New research concludes that donor country governments must roughly double current amounts of food security and nutrition assistance in order to end hunger by 2030, boost the incomes of smallholder farmers around the world, and cut carbon emissions from agriculture to limit the effects of climate change.
“Investments of about $14 billion are necessary yearly,” said Gerd Müller, German Minister for Economic Cooperation and Development, at an Oct. 13 event announcing the research findings of Ceres2030: Sustainable Solutions to End Hunger—a joint three-year project by the International Institute for Sustainable Development (IISD), Cornell University, and IFPRI. The research also indicates that developing countries should increase their budget commitments for these goals as well, by a total of $19 billion a year.
Time is of the essence, Müller said: “The sooner we act, the less it will cost.”
Bill Gates, co-chair of the Bill & Melinda Gates Foundation, Abhijit Vinayak Banerjee, 2019 joint winner of the Nobel Prize in Economics, and Agnes Kalibata, Special Envoy for the 2021 UN Food Systems Summit, were among those who offered their reflections on the research and joined the call for action on Sustainable Development Goal (SDG) 2, reaching zero hunger by 2030.
“Ceres2030, being launched today with the support of the German Development Ministry and our foundation, is a great step in the right direction,” Gates said. “Nothing on this scale has ever been done because we lacked the tools to analyze this complex information, but with the new research, solid evidence will drive better policy making.”
Kalibata, Banerjee, and other speakers focused on various aspects of the Ceres2030 research and on a complementary research report by the Center for Development Research (ZEF) in Bonn, in cooperation with the U.N. Food and Agriculture Organization (FAO), including the need for inclusivity, reducing food loss, and partnerships among countries to reach the goal.

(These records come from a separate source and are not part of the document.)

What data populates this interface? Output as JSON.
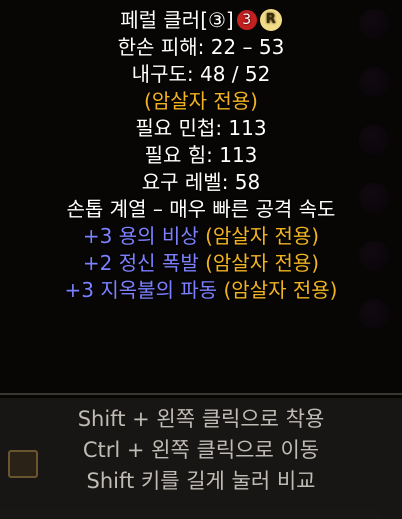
{
  "item": {
    "name": "페럴 클러",
    "bracket_label": "[③]",
    "red_badge": "3",
    "gold_badge": "R",
    "stats": [
      {
        "text": "한손 피해: 22 – 53",
        "color": "white"
      },
      {
        "text": "내구도: 48 / 52",
        "color": "white"
      },
      {
        "text": "(암살자 전용)",
        "color": "gold"
      },
      {
        "text": "필요 민첩: 113",
        "color": "white"
      },
      {
        "text": "필요 힘: 113",
        "color": "white"
      },
      {
        "text": "요구 레벨: 58",
        "color": "white"
      },
      {
        "text": "손톱 계열 – 매우 빠른 공격 속도",
        "color": "white"
      }
    ],
    "skills": [
      {
        "bonus": "+3 용의 비상",
        "restriction": "(암살자 전용)"
      },
      {
        "bonus": "+2 정신 폭발",
        "restriction": "(암살자 전용)"
      },
      {
        "bonus": "+3 지옥불의 파동",
        "restriction": "(암살자 전용)"
      }
    ]
  },
  "hints": [
    "Shift + 왼쪽 클릭으로 착용",
    "Ctrl + 왼쪽 클릭으로 이동",
    "Shift 키를 길게 눌러 비교"
  ],
  "colors": {
    "white": "#ffffff",
    "gold": "#f2b322",
    "blue": "#7b80ff",
    "red_badge": "#c42020",
    "hint": "#bfbbb5"
  }
}
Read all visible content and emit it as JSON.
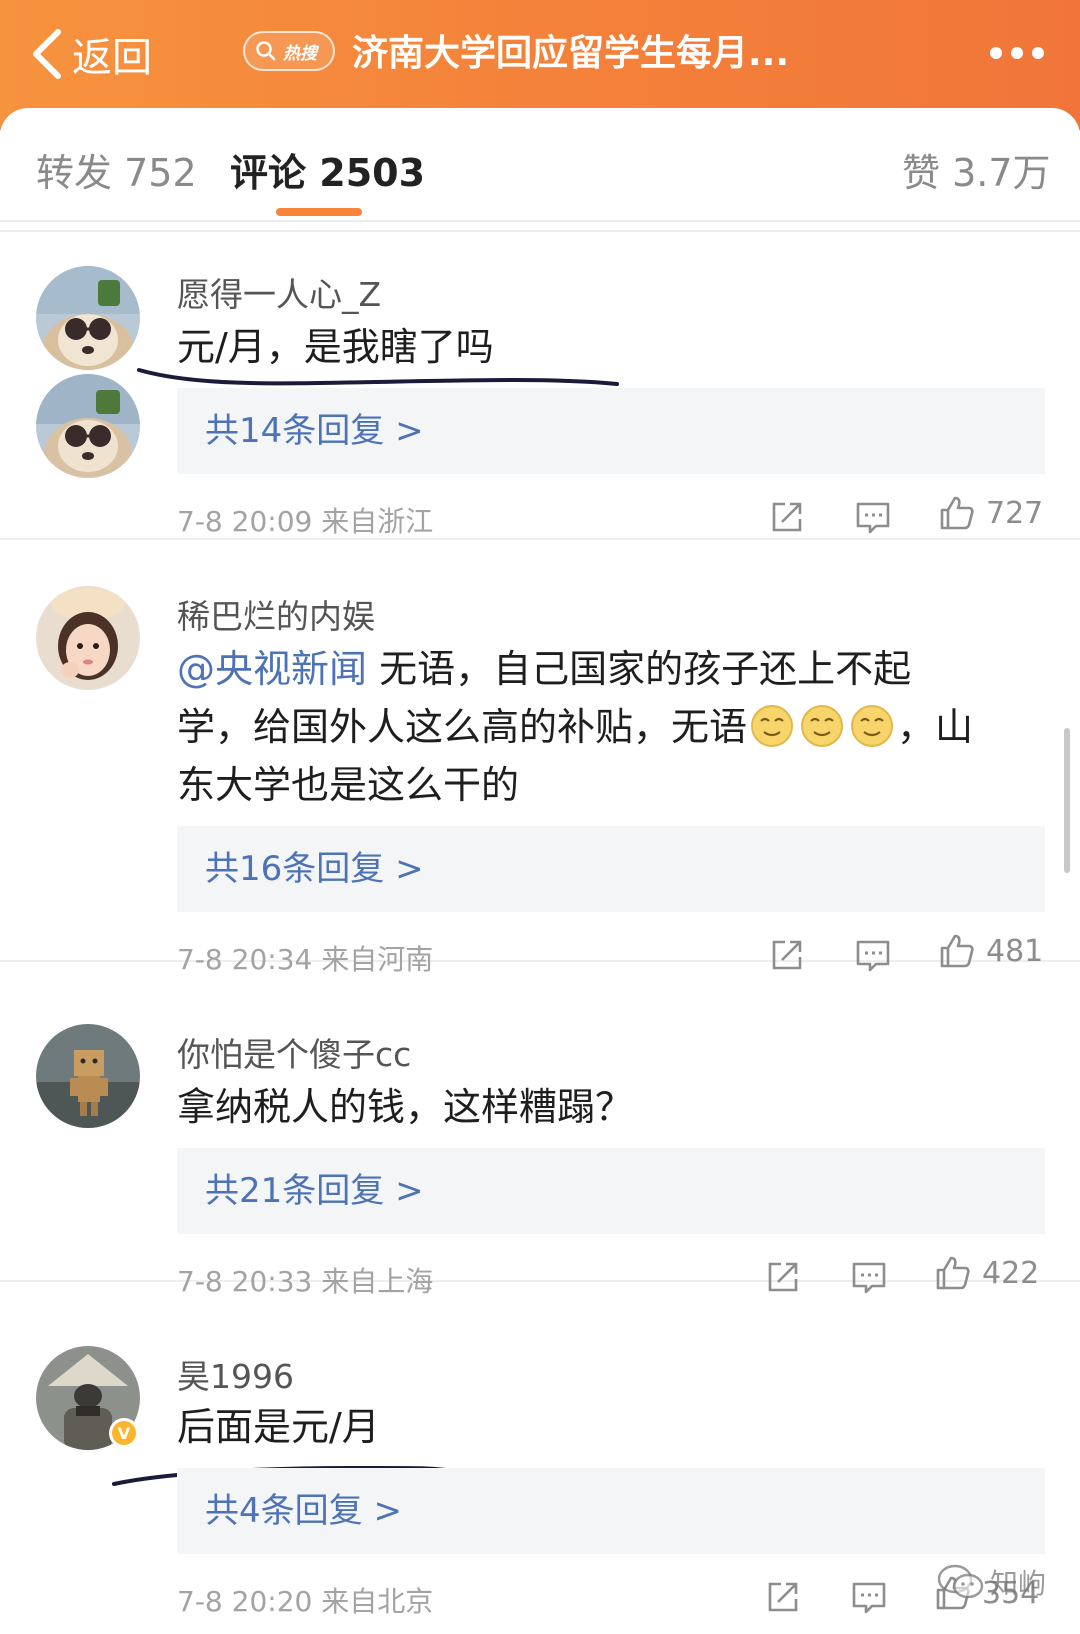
{
  "header": {
    "back_label": "返回",
    "hot_badge": "热搜",
    "title": "济南大学回应留学生每月..."
  },
  "tabs": [
    {
      "label": "转发",
      "count": "752"
    },
    {
      "label": "评论",
      "count": "2503",
      "active": true
    },
    {
      "label": "赞",
      "count": "3.7万"
    }
  ],
  "comments": [
    {
      "username": "愿得一人心_Z",
      "text": "元/月，是我瞎了吗",
      "replies": "共14条回复 >",
      "time": "7-8 20:09",
      "location": "来自浙江",
      "likes": "727"
    },
    {
      "username": "稀巴烂的内娱",
      "mention": "@央视新闻",
      "text_line1": " 无语，自己国家的孩子还上不起",
      "text_line2a": "学，给国外人这么高的补贴，无语",
      "text_line2b": "，山",
      "text_line3": "东大学也是这么干的",
      "replies": "共16条回复 >",
      "time": "7-8 20:34",
      "location": "来自河南",
      "likes": "481"
    },
    {
      "username": "你怕是个傻子cc",
      "text": "拿纳税人的钱，这样糟蹋？",
      "replies": "共21条回复 >",
      "time": "7-8 20:33",
      "location": "来自上海",
      "likes": "422"
    },
    {
      "username": "昊1996",
      "text": "后面是元/月",
      "replies": "共4条回复 >",
      "time": "7-8 20:20",
      "location": "来自北京",
      "likes": "354",
      "verified_badge": "V"
    }
  ],
  "watermark": "知岣",
  "colors": {
    "header_orange": "#f4823a",
    "link_blue": "#4d73b6",
    "tab_indicator": "#f6853a",
    "reply_bg": "#f4f5f7"
  }
}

The estimate of the additional donor spending needed to reach SDG2 came from computable general equilibrium (CGE) modeling research led by David Laborde, co-director of Ceres2030 and IFPRI Senior Research Fellow and Theme Leader on Macroeconomics and Trade. Ceres2030 co-director Carin Smaller broke the estimate down into three major categories of interventions: “We found that donors need to target $9 billion out of the $14 billion on the farm, $2 billion to move food to markets, and $3 billion on social protection to help empower the excluded.”
As part of the project, Nature Research has published a special collection of papers and editorials on sustainable solutions to end hunger. Machine learning tools developed by Ceres2030 co-director Jaron Porciello helped identify suitable areas for research for the collection and facilitated the research itself. IFPRI Senior Research Coordinator Valeria Piñeiro led one of the eight research articles in the issue, “A Scoping Review on Incentives for Adoption of Sustainable Agricultural Practices and Their Outcomes,” synthesizing research on which policy instruments are effective to incentivize small-scale food producers to take up sustainable farming methods while improving their own economic outcomes.
Marie Parent is a Research Analyst with IFPRI’s Markets, Trade, and Institutions Division and member of the Ceres2030 project team.